For the first time ever, a major AI company shipped an actual AI agent that can handle ENTIRE projects from start to finish, not just bite-sized tasks your team can tie together with multiple AI-powered tools and workflows.
We're talking terminal access, API connections, and the ability to go completely off-script when your instructions suck.
OpenAI is the first. The other big tech players will shortly follow.
This isn’t just another AI update. This is a line in the sand from human-powered AI work to agents working with human oversight.
Big different shorties.
So on today's show, we're breaking down why most teams think they've used agents but haven't, plus the brutal three-run strategy that separates winners from the companies still manually clicking through spreadsheets.
Let’s goooooooooo. 👇
1 – Real Agents vs Expensive Workflows 🤔
Most teams call custom GPTs and Zapier automations "agents."
Wrong.
Those follow predetermined paths like obedient robots.

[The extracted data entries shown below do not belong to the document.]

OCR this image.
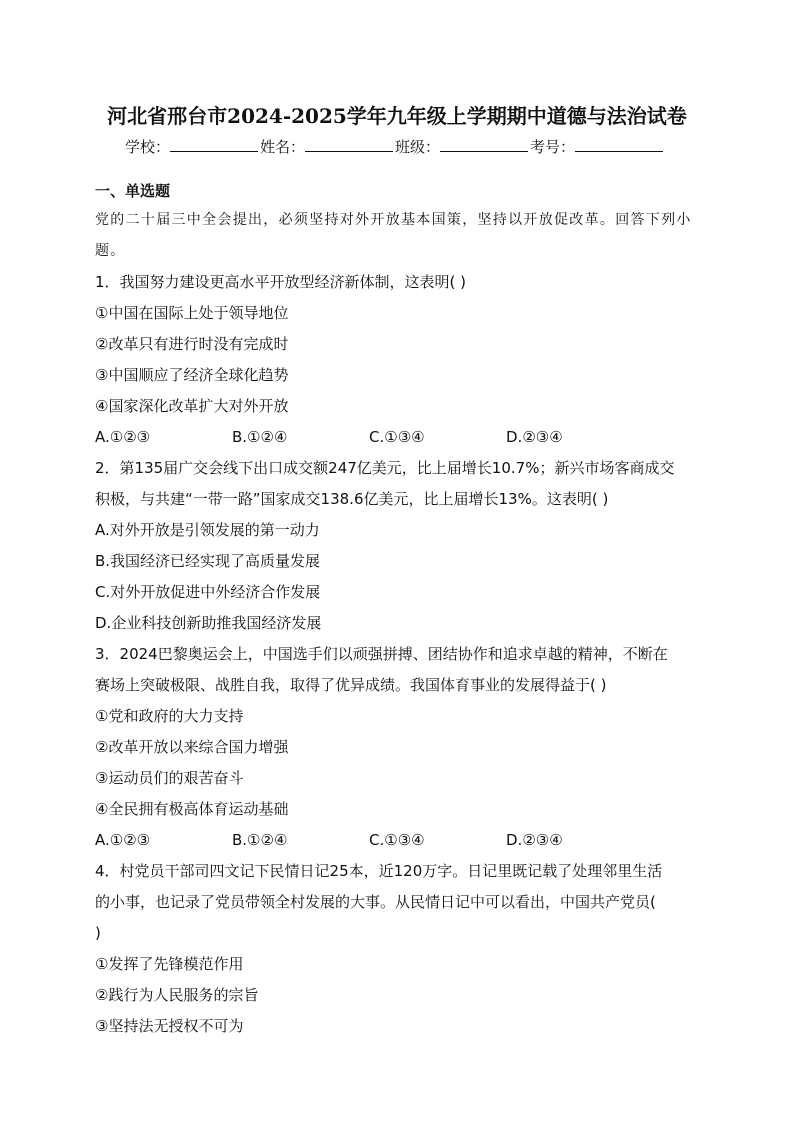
河北省邢台市2024-2025学年九年级上学期期中道德与法治试卷
学校：	姓名：	班级：	考号：
一、单选题

党的二十届三中全会提出，必须坚持对外开放基本国策，坚持以开放促改革。回答下列小题。

1．我国努力建设更高水平开放型经济新体制，这表明( )

①中国在国际上处于领导地位

②改革只有进行时没有完成时

③中国顺应了经济全球化趋势

④国家深化改革扩大对外开放

A.①②③	B.①②④	C.①③④	D.②③④

2．第135届广交会线下出口成交额247亿美元，比上届增长10.7%；新兴市场客商成交

积极，与共建“一带一路”国家成交138.6亿美元，比上届增长13%。这表明( )

A.对外开放是引领发展的第一动力

B.我国经济已经实现了高质量发展

C.对外开放促进中外经济合作发展

D.企业科技创新助推我国经济发展

3．2024巴黎奥运会上，中国选手们以顽强拼搏、团结协作和追求卓越的精神，不断在

赛场上突破极限、战胜自我，取得了优异成绩。我国体育事业的发展得益于( )

①党和政府的大力支持

②改革开放以来综合国力增强

③运动员们的艰苦奋斗

④全民拥有极高体育运动基础

A.①②③	B.①②④	C.①③④	D.②③④

4．村党员干部司四文记下民情日记25本，近120万字。日记里既记载了处理邻里生活

的小事，也记录了党员带领全村发展的大事。从民情日记中可以看出，中国共产党员(

)

①发挥了先锋模范作用

②践行为人民服务的宗旨

③坚持法无授权不可为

A true agent makes decisions you never programmed it to make.
Terminal access. API connections. Complete autonomy when your instructions are trash.

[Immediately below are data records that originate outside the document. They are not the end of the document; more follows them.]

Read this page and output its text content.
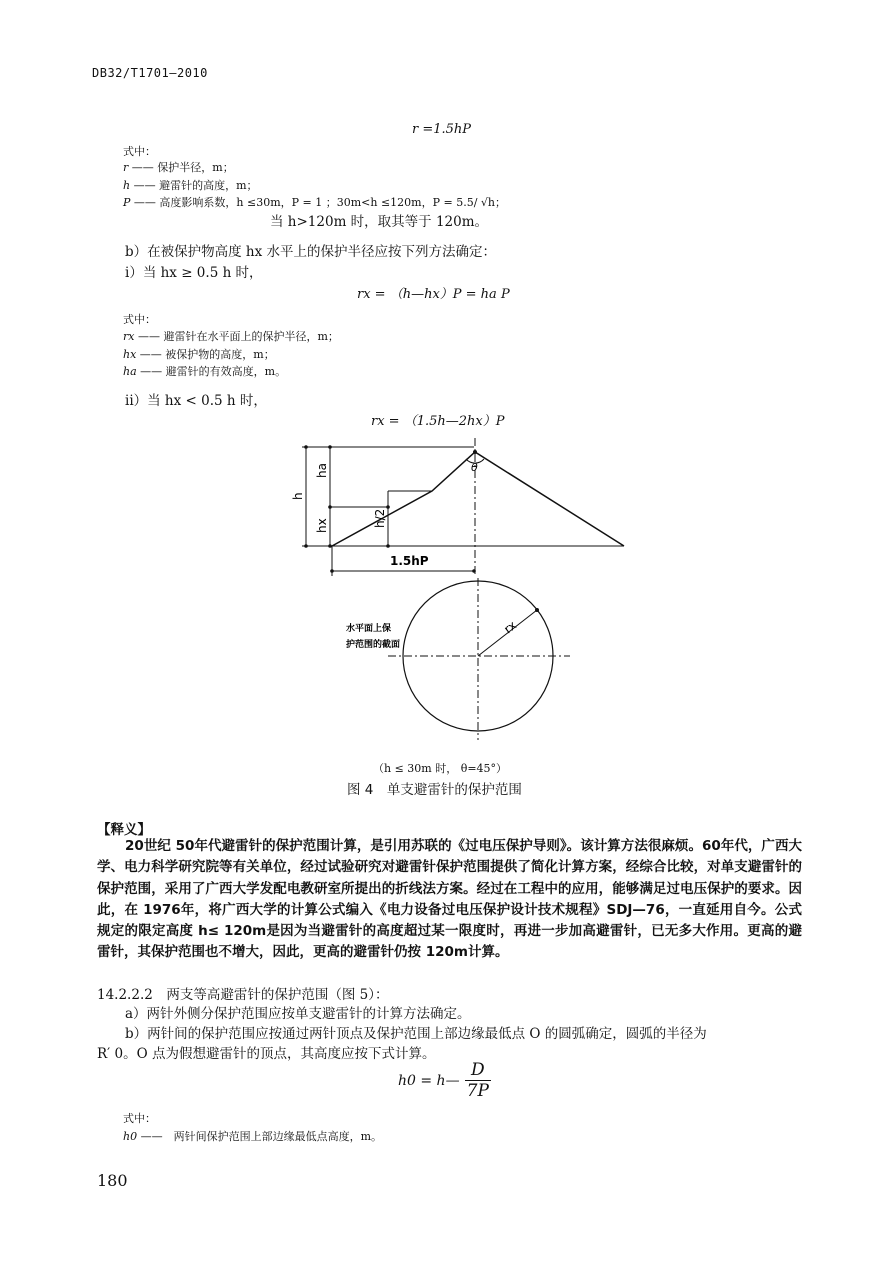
DB32/T1701—2010
r =1.5hP
式中：
r —— 保护半径，m；
h —— 避雷针的高度，m；
P —— 高度影响系数，h ≤30m，P = 1 ；30m<h ≤120m，P = 5.5/ √h；
当 h>120m 时，取其等于 120m。
b）在被保护物高度 hx 水平上的保护半径应按下列方法确定：
i）当 hx ≥ 0.5 h 时，
rx = （h—hx）P = ha P
式中：
rx —— 避雷针在水平面上的保护半径，m；
hx —— 被保护物的高度，m；
ha —— 避雷针的有效高度，m。
ii）当 hx < 0.5 h 时，
rx = （1.5h—2hx）P
h
ha
hx	h/2
θ
1.5hP
rx
水平面上保
护范围的截面
（h ≤ 30m 时， θ=45°）
图 4　单支避雷针的保护范围
【释义】
20世纪 50年代避雷针的保护范围计算，是引用苏联的《过电压保护导则》。该计算方法很麻烦。60年代，广西大学、电力科学研究院等有关单位，经过试验研究对避雷针保护范围提供了简化计算方案，经综合比较，对单支避雷针的保护范围，采用了广西大学发配电教研室所提出的折线法方案。经过在工程中的应用，能够满足过电压保护的要求。因此，在 1976年，将广西大学的计算公式编入《电力设备过电压保护设计技术规程》SDJ—76，一直延用自今。公式规定的限定高度 h≤ 120m是因为当避雷针的高度超过某一限度时，再进一步加高避雷针，已无多大作用。更高的避雷针，其保护范围也不增大，因此，更高的避雷针仍按 120m计算。
14.2.2.2　两支等高避雷针的保护范围（图 5）：
a）两针外侧分保护范围应按单支避雷针的计算方法确定。
b）两针间的保护范围应按通过两针顶点及保护范围上部边缘最低点 O 的圆弧确定，圆弧的半径为
R′ 0。O 点为假想避雷针的顶点，其高度应按下式计算。
h0 = h— $\frac{D}{7P}$
式中：
h0 ——　两针间保护范围上部边缘最低点高度，m。
180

OpenAI slapped their first-ever "high risk" label on this mode because it can literally do anything an intern could do, including the dangerous stuff that keeps IT departments awake at night.
The companies winning right now understand that real agents handle ENTIRE projects from research to final presentation while their competitors are still breaking everything into bite-sized AI tasks.
Try This:
Audit every tool you're calling an "agent" right now.
Can it log into your business systems without predetermined workflows? Can it make decisions you didn't program? If not, you're playing with toys while competitors deploy digital employees that work 24/7.
Stop calling workflows "agents" and start identifying actual repetitive projects that span multiple platforms.
Also, if you missed our first episode covering OpenAI’s Agent Mode, here’s your refresher.
2 – Four Use Cases Replacing Job Functions 💼
We dished some real business use-cases on today’s show:
Executive dashboards that automatically pull metrics from fifteen different platforms your team manually logs into every week.
Meeting prep automation that researches attendees, companies, recent news, and creates talking points while you sleep.
We discussed how one person's ENTIRE job used to be logging into marketing systems, pulling data, creating spreadsheets, then building presentations.
That job won’t exist in the same way anymore at smart companies.
Vendor research and CRM data enrichment that transforms manual clicking into automated intelligence gathering.
These aren't party tricks. They'll replace current jobs, so plan accordingly.
Try This:
Pick your team's most brain-numbing weekly task that involves multiple websites and manual clicking. Calculate the hourly cost, multiply by 52 weeks.
That number should terrify you because most executives discover their teams spend 40% of time on work a digital intern could handle better and faster.
3 – The Three-Run Optimized Strategy 🧠
Take over browser control immediately and log into your systems before starting the agent.
Use the full context window by uploading files and connecting Gmail, Google Calendar, Google Drive since this runs inside ChatGPT's entire ecosystem.
Follow the three-run rule: first run means observe without interrupting, second run involves documenting failure patterns, third run is when you start giving corrections.
Most people quit after the first failed run when real learning starts at run three.
Try This:
Pick your most repetitive weekly task and commit to three runs over three weeks. Document failures in run one, track patterns in run two, only iterate in run three.
Smart teams understand that breakthrough happens exactly one run after most competitors give up and go back to manual clicking.